A Markov decision-analytic model was developed using a 20-year time horizon. Five of the most common treatment approaches were selected based on clinical experience and expert opinion: (1) six cycles of doxorubicin, bleomycin, vinblastine, dacarbazine (ABVD), including data from the HD2000 trial, Viviani and colleagues, and EORTC trial; (2) six cycles of bleomycin, etoposide, doxorubicin, cyclophosphamide, vincristine, procarbazine, and prednisone (BEACOPP; from the HD15 trial or PET-adapted as in the HD18 trial, two initial cycles of BEACOPP followed by four additional cycles for patients with a positive PET and either two or four additional cycles of BEACOPP for patients with a negative PET); (3) PET-adapted escalation (as in the RATHL trial, two cycles of standard ABVD chemotherapy followed by an additional four cycles of ABVD or AVD in PET-negative patients and four cycles of BEACOPP in PET-positive patients); (4) six cycles of brentuximab vedotin, doxorubicin, vinblastine, dacarbazine (A-AVD) or ABVD as in the Echelon-1 trial; and (5) PET-adapted de-escalation (as in the AHL2011 trial, two cycles of BEACOPP followed by PET2 scan; PET-positive patients received two additional BEACOPP cycles and PET-negative patients received two cycles of ABVD; at PET4, PET-negative patients completed two further cycles of either ABVD or BEACOPP depending on what they received after PET2, and PET-positive patients received salvage therapy). Note that all uses of BEACOPP in these strategies were BEACOPPescalated. The randomised groups of interest from these studies comprised 4255 patients enrolled between April, 2000, and January, 2016. Baseline probability estimates and utilities were derived from the included trials in addition to a systematic review of published studies. A Canadian public health payer’s perspective was considered (CAN$1=US$0·74) and adjusted for inflation for 2018. All costs and benefits were discounted by 1·5% per year because life-years now are more valuable than future potential life-years.
Probabilistic analyses (10 000 simulations) showed that, for a willingness-to-pay threshold of CAN$50 000, a PET-adapted de-escalation strategy based on AHL2011 was more cost-effective 87% of the time. This strategy had the highest number of life-years (14·6 years [95% CI 13·7-15·1]) and quality-adjusted life years (13·2 years [95% CI 10·2-14·4]), and the lowest direct costs ($53 129 [95% CI 31 914-94 446]) compared with the other treatment regimens. Sensitivity analyses showed that the model was robust to key variables, including probability of treatment-related mortality, relapse, frequency of secondary malignancy, death from secondary malignancy, and probability of infertility after BEACOPP.

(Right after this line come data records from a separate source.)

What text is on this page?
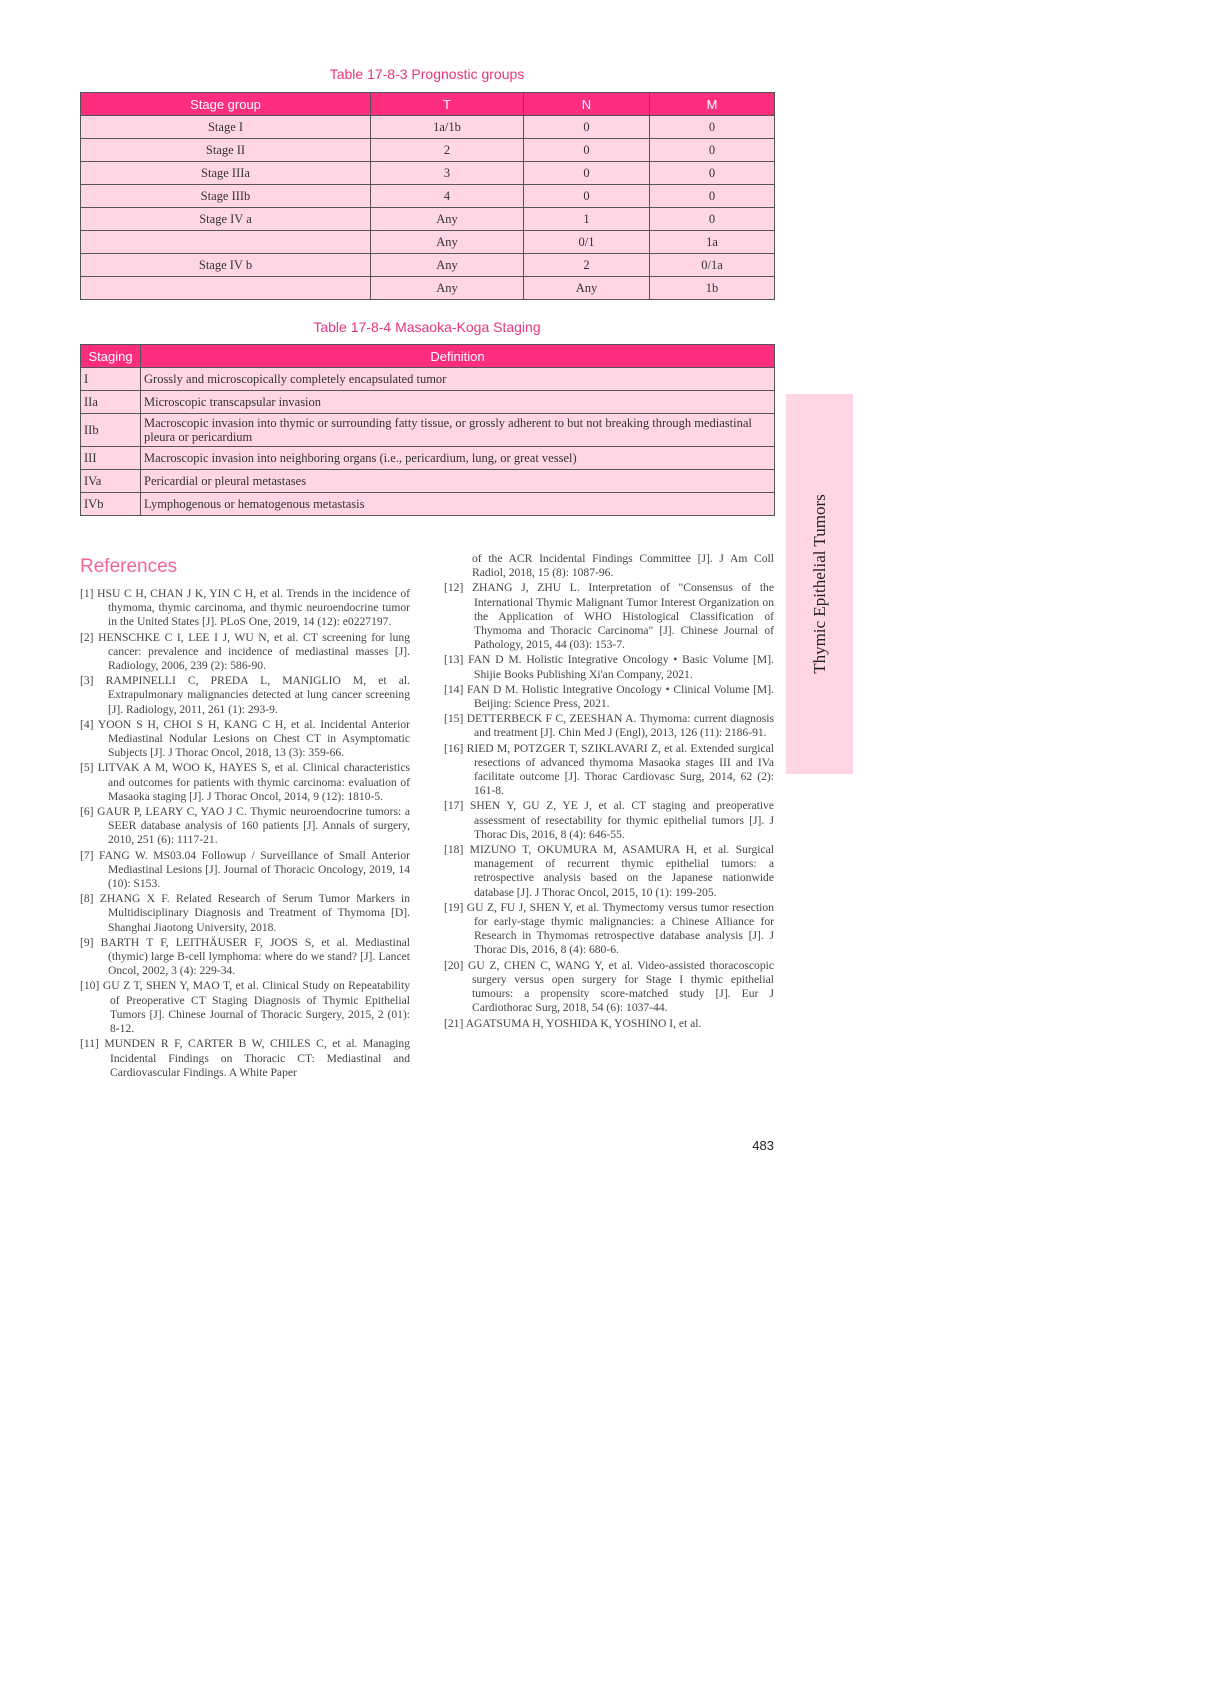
Table 17-8-3 Prognostic groups
Stage group	T	N	M
Stage I	1a/1b	0	0
Stage II	2	0	0
Stage IIIa	3	0	0
Stage IIIb	4	0	0
Stage IV a	Any	1	0
	Any	0/1	1a
Stage IV b	Any	2	0/1a
	Any	Any	1b
Table 17-8-4 Masaoka-Koga Staging
Staging	Definition
I	Grossly and microscopically completely encapsulated tumor
IIa	Microscopic transcapsular invasion
IIb	Macroscopic invasion into thymic or surrounding fatty tissue, or grossly adherent to but not breaking through mediastinal pleura or pericardium
III	Macroscopic invasion into neighboring organs (i.e., pericardium, lung, or great vessel)
IVa	Pericardial or pleural metastases
IVb	Lymphogenous or hematogenous metastasis	Thymic Epithelial Tumors
References

[1] HSU C H, CHAN J K, YIN C H, et al. Trends in the incidence of thymoma, thymic carcinoma, and thymic neuroendocrine tumor in the United States [J]. PLoS One, 2019, 14 (12): e0227197.

[2] HENSCHKE C I, LEE I J, WU N, et al. CT screening for lung cancer: prevalence and incidence of mediastinal masses [J]. Radiology, 2006, 239 (2): 586-90.

[3] RAMPINELLI C, PREDA L, MANIGLIO M, et al. Extrapulmonary malignancies detected at lung cancer screening [J]. Radiology, 2011, 261 (1): 293-9.

[4] YOON S H, CHOI S H, KANG C H, et al. Incidental Anterior Mediastinal Nodular Lesions on Chest CT in Asymptomatic Subjects [J]. J Thorac Oncol, 2018, 13 (3): 359-66.

[5] LITVAK A M, WOO K, HAYES S, et al. Clinical characteristics and outcomes for patients with thymic carcinoma: evaluation of Masaoka staging [J]. J Thorac Oncol, 2014, 9 (12): 1810-5.

[6] GAUR P, LEARY C, YAO J C. Thymic neuroendocrine tumors: a SEER database analysis of 160 patients [J]. Annals of surgery, 2010, 251 (6): 1117-21.

[7] FANG W. MS03.04 Followup / Surveillance of Small Anterior Mediastinal Lesions [J]. Journal of Thoracic Oncology, 2019, 14 (10): S153.

[8] ZHANG X F. Related Research of Serum Tumor Markers in Multidisciplinary Diagnosis and Treatment of Thymoma [D]. Shanghai Jiaotong University, 2018.

[9] BARTH T F, LEITHÄUSER F, JOOS S, et al. Mediastinal (thymic) large B-cell lymphoma: where do we stand? [J]. Lancet Oncol, 2002, 3 (4): 229-34.

[10] GU Z T, SHEN Y, MAO T, et al. Clinical Study on Repeatability of Preoperative CT Staging Diagnosis of Thymic Epithelial Tumors [J]. Chinese Journal of Thoracic Surgery, 2015, 2 (01): 8-12.

[11] MUNDEN R F, CARTER B W, CHILES C, et al. Managing Incidental Findings on Thoracic CT: Mediastinal and Cardiovascular Findings. A White Paper

of the ACR Incidental Findings Committee [J]. J Am Coll Radiol, 2018, 15 (8): 1087-96.

[12] ZHANG J, ZHU L. Interpretation of "Consensus of the International Thymic Malignant Tumor Interest Organization on the Application of WHO Histological Classification of Thymoma and Thoracic Carcinoma" [J]. Chinese Journal of Pathology, 2015, 44 (03): 153-7.

[13] FAN D M. Holistic Integrative Oncology • Basic Volume [M]. Shijie Books Publishing Xi'an Company, 2021.

[14] FAN D M. Holistic Integrative Oncology • Clinical Volume [M]. Beijing: Science Press, 2021.

[15] DETTERBECK F C, ZEESHAN A. Thymoma: current diagnosis and treatment [J]. Chin Med J (Engl), 2013, 126 (11): 2186-91.

[16] RIED M, POTZGER T, SZIKLAVARI Z, et al. Extended surgical resections of advanced thymoma Masaoka stages III and IVa facilitate outcome [J]. Thorac Cardiovasc Surg, 2014, 62 (2): 161-8.

[17] SHEN Y, GU Z, YE J, et al. CT staging and preoperative assessment of resectability for thymic epithelial tumors [J]. J Thorac Dis, 2016, 8 (4): 646-55.

[18] MIZUNO T, OKUMURA M, ASAMURA H, et al. Surgical management of recurrent thymic epithelial tumors: a retrospective analysis based on the Japanese nationwide database [J]. J Thorac Oncol, 2015, 10 (1): 199-205.

[19] GU Z, FU J, SHEN Y, et al. Thymectomy versus tumor resection for early-stage thymic malignancies: a Chinese Alliance for Research in Thymomas retrospective database analysis [J]. J Thorac Dis, 2016, 8 (4): 680-6.

[20] GU Z, CHEN C, WANG Y, et al. Video-assisted thoracoscopic surgery versus open surgery for Stage I thymic epithelial tumours: a propensity score-matched study [J]. Eur J Cardiothorac Surg, 2018, 54 (6): 1037-44.

[21] AGATSUMA H, YOSHIDA K, YOSHINO I, et al.

483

Our results suggest that, when considering cost, effectiveness, and short and long-term toxicities, the preferred treatment strategy for patients with newly diagnosed advanced-stage Hodgkin lymphoma is the PET-adapted de-escalation regimen starting with BEACOPP and de-escalating to ABVD as appropriate. Although our findings do not provide an absolute best treatmentapproach for clinicians to follow for all patients, they can contribute to shared decision making between patients and treating physicians.